Мой близкий друг, специалист по акупунктуре, летит в Уфу, где проведет лето с коллегой, и я попросила его навестить твою маму… К сожалению, Евгений Петрович Кожевников застал твою маму в очень плохом состоянии. Она не двигалась, была ссутулена, не могла говорить. Очевидно, она перенесла инсульт. ЕП привел к ней своего коллегу, и им с помощью иглоукалывания удалось немного ее оживить… [и твоя] мама начала реагировать на слова. Но ЕП вернулся очень расстроенный тем, что он видел: он сказал, что твоя мама угасает. Не знаю, что с этим делать. Наверное, ты не сможешь привезти ее к себе; она не переживет переезда, и, по-моему, она этого не захочет. Приехать тебе самому? Проблематично. К счастью, теперь у нас другие времена, все улучшается. К сожалению, остаются дураки и идиоты, но им труднее действовать. Так что я ничего не могу тебе посоветовать. Думаю, правда, что неплохо будет позвонить тому врачу в Уфу; он очень известен в городе. Во-первых, ты получишь сведения из первых рук… а во-вторых, может быть, тебе удастся организовать медицинскую помощь… Не откладывай – по словам Евгения Петровича, времени осталось немного».

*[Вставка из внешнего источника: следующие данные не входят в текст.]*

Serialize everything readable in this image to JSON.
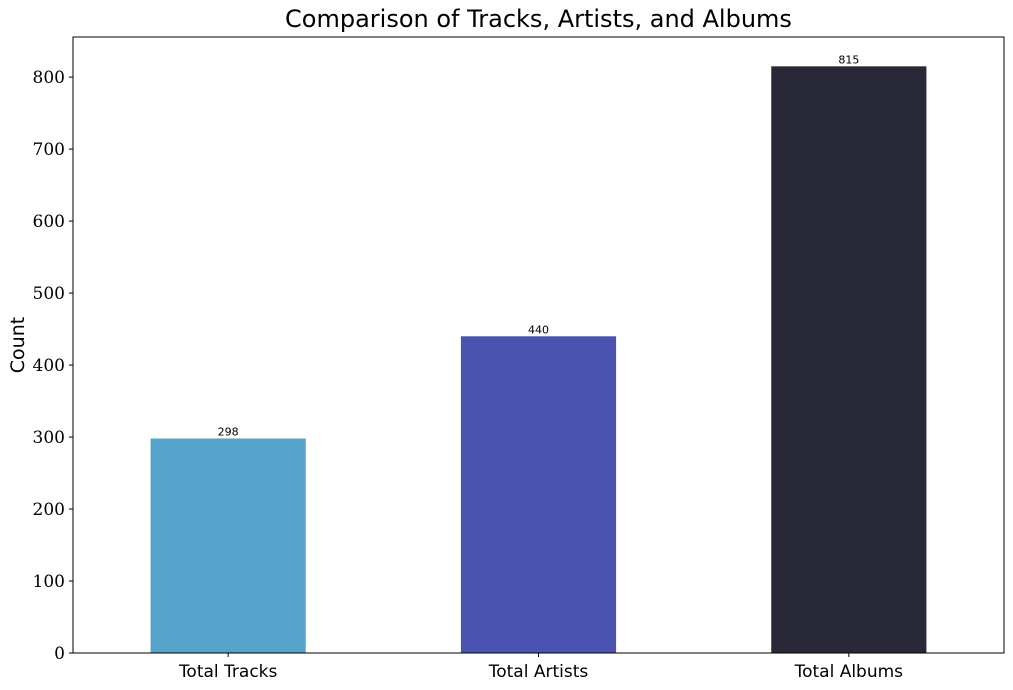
{
  "chart_data": {
    "type": "bar",
    "title": "Comparison of Tracks, Artists, and Albums",
    "xlabel": "",
    "ylabel": "Count",
    "categories": [
      "Total Tracks",
      "Total Artists",
      "Total Albums"
    ],
    "values": [
      298,
      440,
      815
    ],
    "data_labels": [
      "298",
      "440",
      "815"
    ],
    "colors": [
      "#56a3cc",
      "#4a54b0",
      "#282839"
    ],
    "ylim": [
      0,
      855.75
    ],
    "yticks": [
      0,
      100,
      200,
      300,
      400,
      500,
      600,
      700,
      800
    ],
    "ytick_labels": [
      "0",
      "100",
      "200",
      "300",
      "400",
      "500",
      "600",
      "700",
      "800"
    ],
    "grid": false,
    "legend": "none"
  }
}
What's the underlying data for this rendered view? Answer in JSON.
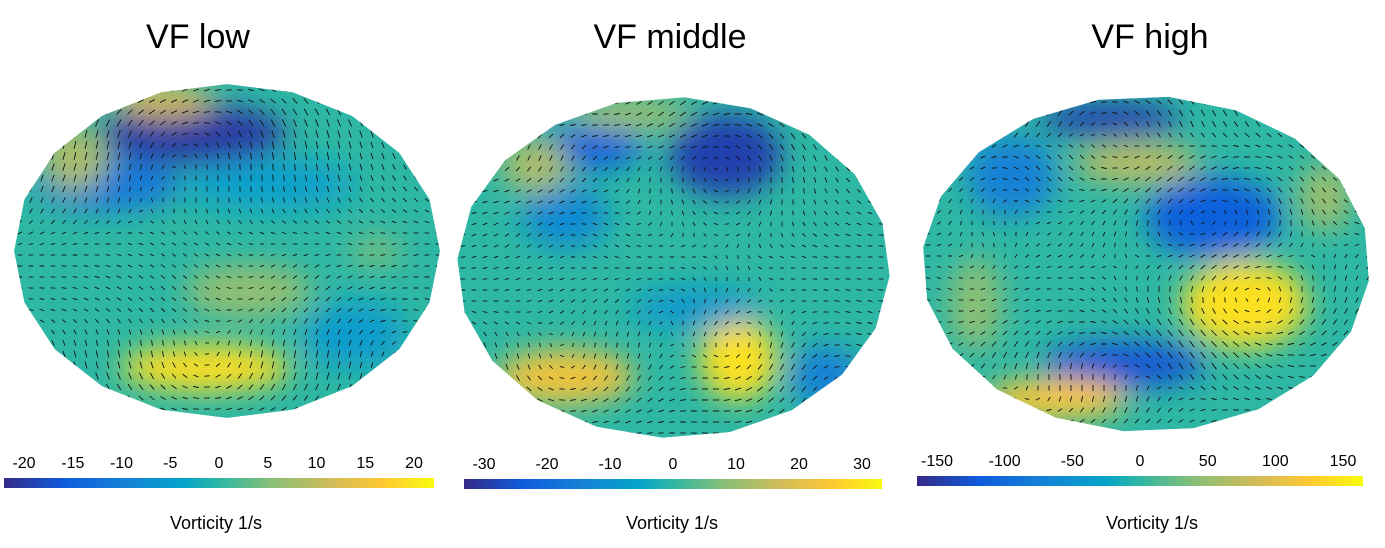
{
  "chart_data": [
    {
      "type": "heatmap",
      "title": "VF low",
      "colorbar_label": "Vorticity 1/s",
      "colorbar_ticks": [
        "-20",
        "-15",
        "-10",
        "-5",
        "0",
        "5",
        "10",
        "15",
        "20"
      ],
      "clim": [
        -22,
        22
      ],
      "blobs": [
        {
          "u": 0.42,
          "v": 0.15,
          "rx": 0.22,
          "ry": 0.09,
          "value": -20
        },
        {
          "u": 0.22,
          "v": 0.3,
          "rx": 0.17,
          "ry": 0.08,
          "value": -11
        },
        {
          "u": 0.35,
          "v": 0.05,
          "rx": 0.12,
          "ry": 0.05,
          "value": 12
        },
        {
          "u": 0.14,
          "v": 0.22,
          "rx": 0.08,
          "ry": 0.1,
          "value": 8
        },
        {
          "u": 0.45,
          "v": 0.85,
          "rx": 0.2,
          "ry": 0.07,
          "value": 19
        },
        {
          "u": 0.55,
          "v": 0.62,
          "rx": 0.15,
          "ry": 0.08,
          "value": 6
        },
        {
          "u": 0.6,
          "v": 0.3,
          "rx": 0.2,
          "ry": 0.08,
          "value": -4
        },
        {
          "u": 0.8,
          "v": 0.75,
          "rx": 0.12,
          "ry": 0.1,
          "value": -5
        },
        {
          "u": 0.85,
          "v": 0.5,
          "rx": 0.06,
          "ry": 0.04,
          "value": 5
        }
      ]
    },
    {
      "type": "heatmap",
      "title": "VF middle",
      "colorbar_label": "Vorticity 1/s",
      "colorbar_ticks": [
        "-30",
        "-20",
        "-10",
        "0",
        "10",
        "20",
        "30"
      ],
      "clim": [
        -32,
        32
      ],
      "blobs": [
        {
          "u": 0.62,
          "v": 0.17,
          "rx": 0.13,
          "ry": 0.12,
          "value": -28
        },
        {
          "u": 0.3,
          "v": 0.15,
          "rx": 0.13,
          "ry": 0.06,
          "value": -22
        },
        {
          "u": 0.25,
          "v": 0.35,
          "rx": 0.1,
          "ry": 0.09,
          "value": -12
        },
        {
          "u": 0.18,
          "v": 0.2,
          "rx": 0.08,
          "ry": 0.08,
          "value": 12
        },
        {
          "u": 0.4,
          "v": 0.05,
          "rx": 0.14,
          "ry": 0.05,
          "value": 10
        },
        {
          "u": 0.65,
          "v": 0.77,
          "rx": 0.09,
          "ry": 0.12,
          "value": 28
        },
        {
          "u": 0.25,
          "v": 0.82,
          "rx": 0.16,
          "ry": 0.08,
          "value": 22
        },
        {
          "u": 0.55,
          "v": 0.62,
          "rx": 0.15,
          "ry": 0.06,
          "value": -8
        },
        {
          "u": 0.85,
          "v": 0.82,
          "rx": 0.08,
          "ry": 0.09,
          "value": -14
        }
      ]
    },
    {
      "type": "heatmap",
      "title": "VF high",
      "colorbar_label": "Vorticity 1/s",
      "colorbar_ticks": [
        "-150",
        "-100",
        "-50",
        "0",
        "50",
        "100",
        "150"
      ],
      "clim": [
        -160,
        160
      ],
      "blobs": [
        {
          "u": 0.42,
          "v": 0.07,
          "rx": 0.16,
          "ry": 0.05,
          "value": -140
        },
        {
          "u": 0.65,
          "v": 0.36,
          "rx": 0.15,
          "ry": 0.12,
          "value": -110
        },
        {
          "u": 0.45,
          "v": 0.8,
          "rx": 0.18,
          "ry": 0.07,
          "value": -120
        },
        {
          "u": 0.2,
          "v": 0.24,
          "rx": 0.1,
          "ry": 0.12,
          "value": -70
        },
        {
          "u": 0.72,
          "v": 0.62,
          "rx": 0.14,
          "ry": 0.13,
          "value": 140
        },
        {
          "u": 0.3,
          "v": 0.9,
          "rx": 0.16,
          "ry": 0.06,
          "value": 120
        },
        {
          "u": 0.48,
          "v": 0.2,
          "rx": 0.14,
          "ry": 0.06,
          "value": 70
        },
        {
          "u": 0.9,
          "v": 0.3,
          "rx": 0.06,
          "ry": 0.1,
          "value": 50
        },
        {
          "u": 0.12,
          "v": 0.62,
          "rx": 0.06,
          "ry": 0.14,
          "value": 40
        }
      ]
    }
  ]
}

Это письмо от Любы Романковой (Мясниковой) от 9 октября 1987 г. подтвердило опасения Рудольфа. Он уже много месяцев не разговаривал с матерью и то и дело видел о ней тревожные сны (в одном он видел ее наверху лестницы, но не мог к ней подняться, потому что ступеньки были сделаны из хлеба). В уфимской квартире, где Фарида жила с внучкой Альфией и ее семьей, был телефон, но в те разы, когда Рудольфу удавалось дозвониться, Альфия обещала позвать Фариду, и звонок тут же обрывался. Дус, которая ездила в Санкт-Петербург весной 1986 г. на выставку «Три поколения Уайетов в американском искусстве», провела вечер в квартире Романковых и тоже тщетно пыталась дозвониться. После того как Дус вернулась в Париж, Люба проявила упорство и «на сотый раз» дозвонилась до Альфии, которая сказала, что Фарида уже долго болеет. «Врачи ничем не могли ей помочь, и Альфия не знала, к кому обратиться». Ее мать Лиля (глухонемая сестра Рудольфа) тоже была прикована к постели; она осталась почти парализованной после того, как на улице ее сбила машина. В дополнение к тому, что она «металась между двумя беспомощными, немыми женщинами», Альфия работала бухгалтером и заботилась о муже и четырехлетнем сыне. «Никогда я не видел такой нищеты», – сказал Евгений Петрович Любе по возвращении. Он призывал ее немедленно связаться с Рудольфом и сказать: если он сам не может приехать в Россию, по крайней мере, пусть устроит так, чтобы его мать «умерла в нормальных условиях». Но, помня, что в прошлом ее письма не доходили до танцовщика, Люба подумала, что лучше подождать до октября, когда она уехала из Санкт-Петербурга в археологическую экспедицию в Таджикистан. «Спешу написать тебе отсюда, чтобы передать письмо москвичам, – добавила она. – Завтра они улетают домой и отправят письмо оттуда».